Au cours de l’été 1939, l’application du décret du 12 avril 1939 est généralisé à tous les hommes valides encore internés, excepté ceux jugés «indésirables». Ceux non encore enrôlés doivent être requis pour les travaux agricoles, en qualité de prestataires et non de travailleurs libres. En octobre, il est précisé qu’à défaut, ils seront «refoulés, sous escorte, à la frontière espagnole». Ces nouveaux prestataires sont placés sous la surveillance des services locaux de police ou de gendarmerie.
L’enrôlement des prestataires initialement basé sur le volontariat devient obligatoire. Dès le 4 septembre (lire la politique d’Édouard Daladier et Albert Sarraut), les CTE sont réorganisées. Augmentées de 40 nouvelles compagnies formées de prestataires non volontaires, le nombre de CTE s’élève à 180 à la fin de l’année.
En février 1940, Albert Sarraut se déclare satisfait de l’efficacité de l’application du décret sur l’astreinte aux prestations, reste celui des civils toujours en suspens. L’incorporation dans les CTE qui devait permettre aux familles de se regrouper ne règle rien en raison tant des conditions de logement que des indemnités perçues qui ne permettent pas d’assurer la subsistance de la famille comme la loi les y oblige.

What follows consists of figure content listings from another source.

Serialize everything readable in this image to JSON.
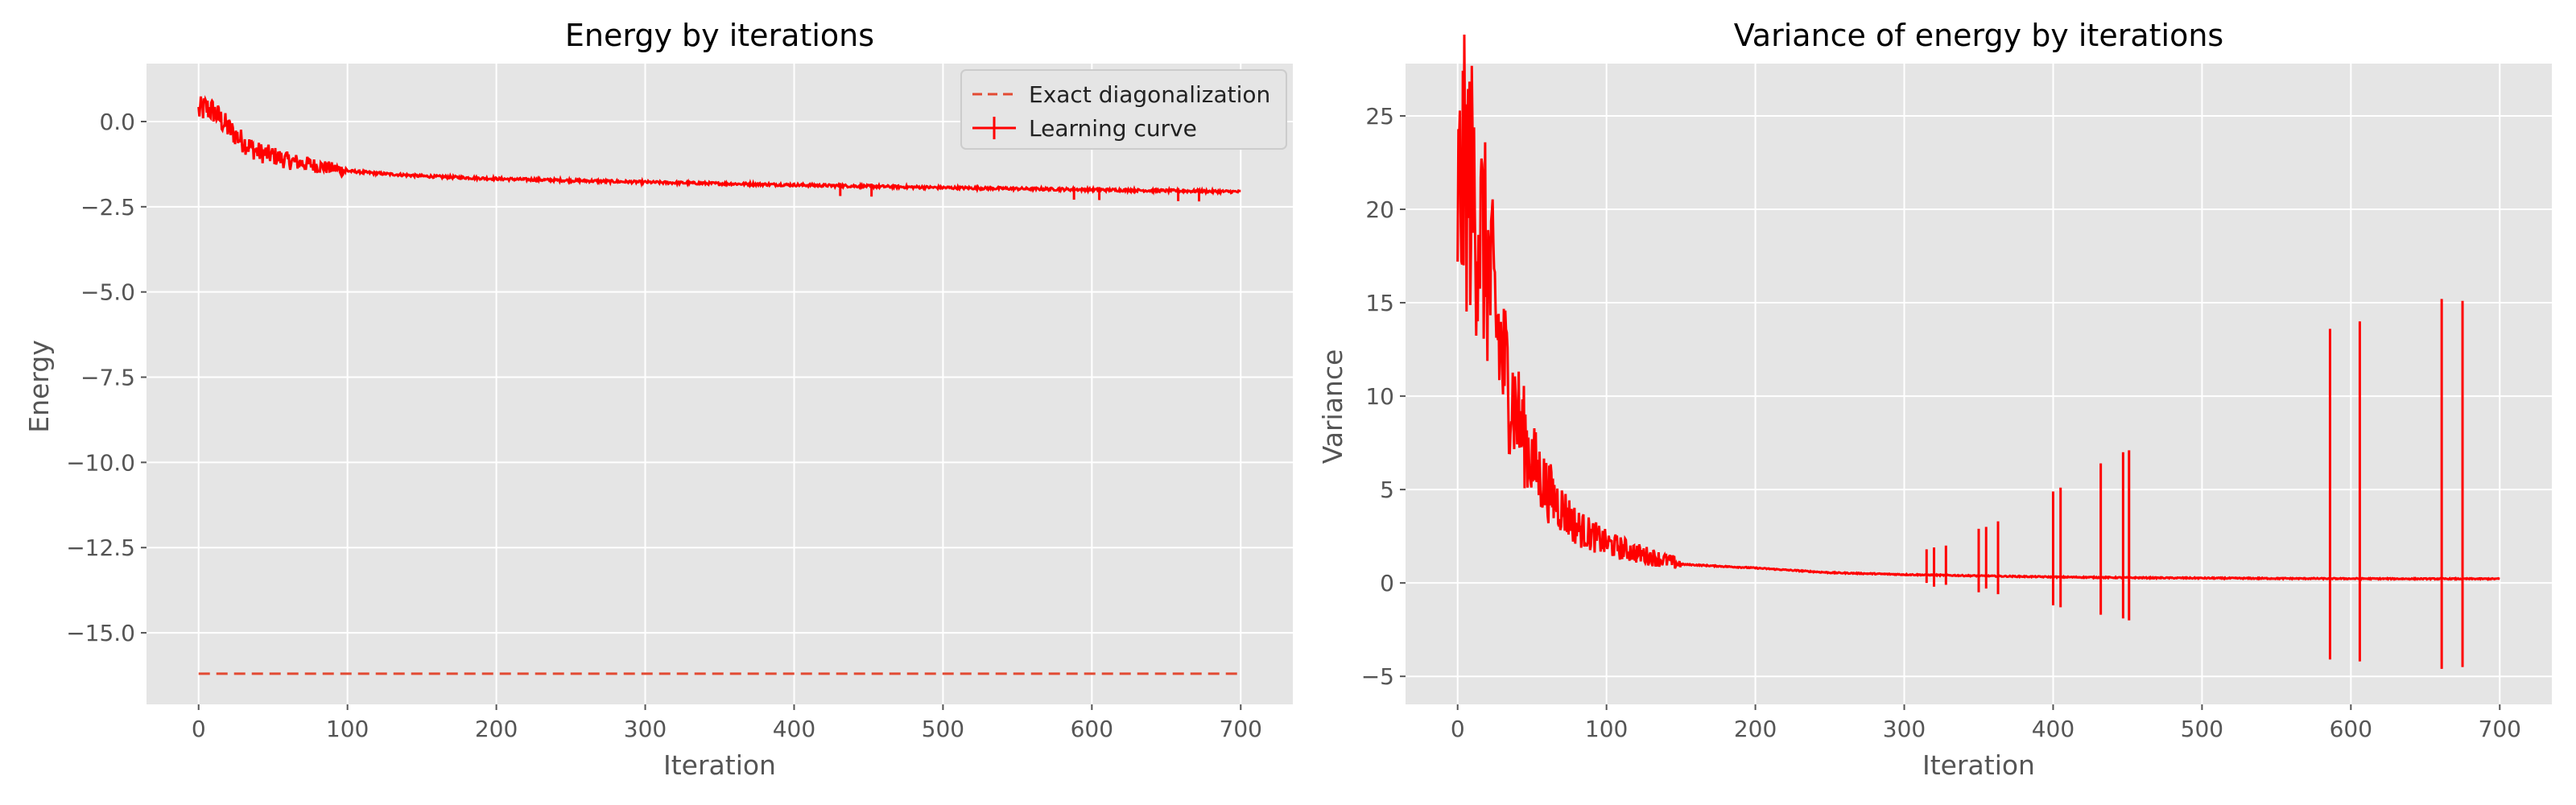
{
  "colors": {
    "plot_bg": "#e5e5e5",
    "grid": "#ffffff",
    "tick_text": "#555555",
    "label_text": "#555555",
    "title_text": "#000000",
    "curve": "#ff0000",
    "exact_line": "#e24a33",
    "legend_bg": "#e5e5e5",
    "legend_border": "#cccccc"
  },
  "chart_data": [
    {
      "type": "line",
      "title": "Energy by iterations",
      "xlabel": "Iteration",
      "ylabel": "Energy",
      "xlim": [
        -35,
        735
      ],
      "ylim": [
        -17.1,
        1.7
      ],
      "xticks": [
        0,
        100,
        200,
        300,
        400,
        500,
        600,
        700
      ],
      "xtick_labels": [
        "0",
        "100",
        "200",
        "300",
        "400",
        "500",
        "600",
        "700"
      ],
      "yticks": [
        0,
        -2.5,
        -5,
        -7.5,
        -10,
        -12.5,
        -15
      ],
      "ytick_labels": [
        "0.0",
        "−2.5",
        "−5.0",
        "−7.5",
        "−10.0",
        "−12.5",
        "−15.0"
      ],
      "grid": true,
      "legend": {
        "location": "upper right",
        "entries": [
          "Exact diagonalization",
          "Learning curve"
        ]
      },
      "series": [
        {
          "name": "Exact diagonalization",
          "style": "dashed",
          "x": [
            0,
            700
          ],
          "y": [
            -16.2,
            -16.2
          ]
        },
        {
          "name": "Learning curve",
          "style": "solid-errorbar",
          "x": [
            0,
            5,
            10,
            20,
            30,
            40,
            50,
            60,
            80,
            100,
            120,
            150,
            200,
            250,
            300,
            350,
            400,
            450,
            500,
            550,
            600,
            650,
            700
          ],
          "y": [
            0.3,
            0.4,
            0.3,
            -0.2,
            -0.6,
            -0.9,
            -1.0,
            -1.15,
            -1.3,
            -1.45,
            -1.52,
            -1.6,
            -1.68,
            -1.73,
            -1.78,
            -1.82,
            -1.86,
            -1.9,
            -1.94,
            -1.97,
            -2.0,
            -2.03,
            -2.06
          ]
        }
      ]
    },
    {
      "type": "line",
      "title": "Variance of energy by iterations",
      "xlabel": "Iteration",
      "ylabel": "Variance",
      "xlim": [
        -35,
        735
      ],
      "ylim": [
        -6.5,
        27.8
      ],
      "xticks": [
        0,
        100,
        200,
        300,
        400,
        500,
        600,
        700
      ],
      "xtick_labels": [
        "0",
        "100",
        "200",
        "300",
        "400",
        "500",
        "600",
        "700"
      ],
      "yticks": [
        25,
        20,
        15,
        10,
        5,
        0,
        -5
      ],
      "ytick_labels": [
        "25",
        "20",
        "15",
        "10",
        "5",
        "0",
        "−5"
      ],
      "grid": true,
      "series": [
        {
          "name": "Learning curve",
          "style": "solid-errorbar",
          "x": [
            0,
            5,
            10,
            15,
            20,
            30,
            40,
            50,
            60,
            80,
            100,
            120,
            150,
            200,
            250,
            300,
            350,
            400,
            450,
            500,
            550,
            600,
            650,
            700
          ],
          "y": [
            20,
            22,
            21,
            19,
            17,
            12,
            9,
            6.5,
            5,
            3,
            2.1,
            1.6,
            1.0,
            0.8,
            0.55,
            0.45,
            0.38,
            0.32,
            0.28,
            0.26,
            0.24,
            0.23,
            0.22,
            0.22
          ],
          "spikes": [
            {
              "x": 315,
              "low": 0,
              "high": 1.8
            },
            {
              "x": 320,
              "low": -0.2,
              "high": 1.9
            },
            {
              "x": 328,
              "low": -0.1,
              "high": 2.0
            },
            {
              "x": 350,
              "low": -0.5,
              "high": 2.9
            },
            {
              "x": 355,
              "low": -0.3,
              "high": 3.0
            },
            {
              "x": 363,
              "low": -0.6,
              "high": 3.3
            },
            {
              "x": 400,
              "low": -1.2,
              "high": 4.9
            },
            {
              "x": 405,
              "low": -1.3,
              "high": 5.1
            },
            {
              "x": 432,
              "low": -1.7,
              "high": 6.4
            },
            {
              "x": 447,
              "low": -1.9,
              "high": 7.0
            },
            {
              "x": 451,
              "low": -2.0,
              "high": 7.1
            },
            {
              "x": 586,
              "low": -4.1,
              "high": 13.6
            },
            {
              "x": 606,
              "low": -4.2,
              "high": 14.0
            },
            {
              "x": 661,
              "low": -4.6,
              "high": 15.2
            },
            {
              "x": 675,
              "low": -4.5,
              "high": 15.1
            }
          ]
        }
      ]
    }
  ]
}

Les femmes dont les maris sont internés doivent trouver un emploi. Les mères doivent s’organiser pour la garde de leurs enfants ou les envoyer dans des colonies organisées par la commission internationale d’aide aux enfants réfugiés. Celles qui refusent, sont mises en demeure de regagner l’Espagne.

L’engagement

L’ultime moyen de quitter les camps est celui de tout temps qui consiste à s’engager dans la légion étrangère. Le chantage exercé à la frontière se poursuit dans les camps. Le 8 février 1939, A. Sarraut demande que, par voie d’affiches ou par entretiens individuels ou collectifs, il soit proposé à ces «étrangers dépourvus de situation stable en France» de s’engager dans la légion étrangère. Peu enclin à rejoindre cette arme, les réfugiés vont être plus favorables aux autres types d’engagement proposés à l’approche de la guerre.
En effet, pour les ex-miliciens ni recrutés pour travailler à l’extérieur des camps, ni incorporés dans les CTE, la seule voie pour sortir des camps va être l’engagement dans la légion pour une durée de 5 ans ou les régiments de marche des volontaires étrangers (RMVE) pour la durée de la guerre.
En général, la deuxième possibilité a leur préférence. Au total, 6000 à 7000 contracteront un engagement.
Progressivement les camps vont ainsi se vider. Les effectifs de 173 000 à la mi-juin 1939, seraient de 35 000 fin décembre. Les camps algériens n’en renfermeraient qu’un millier à peine.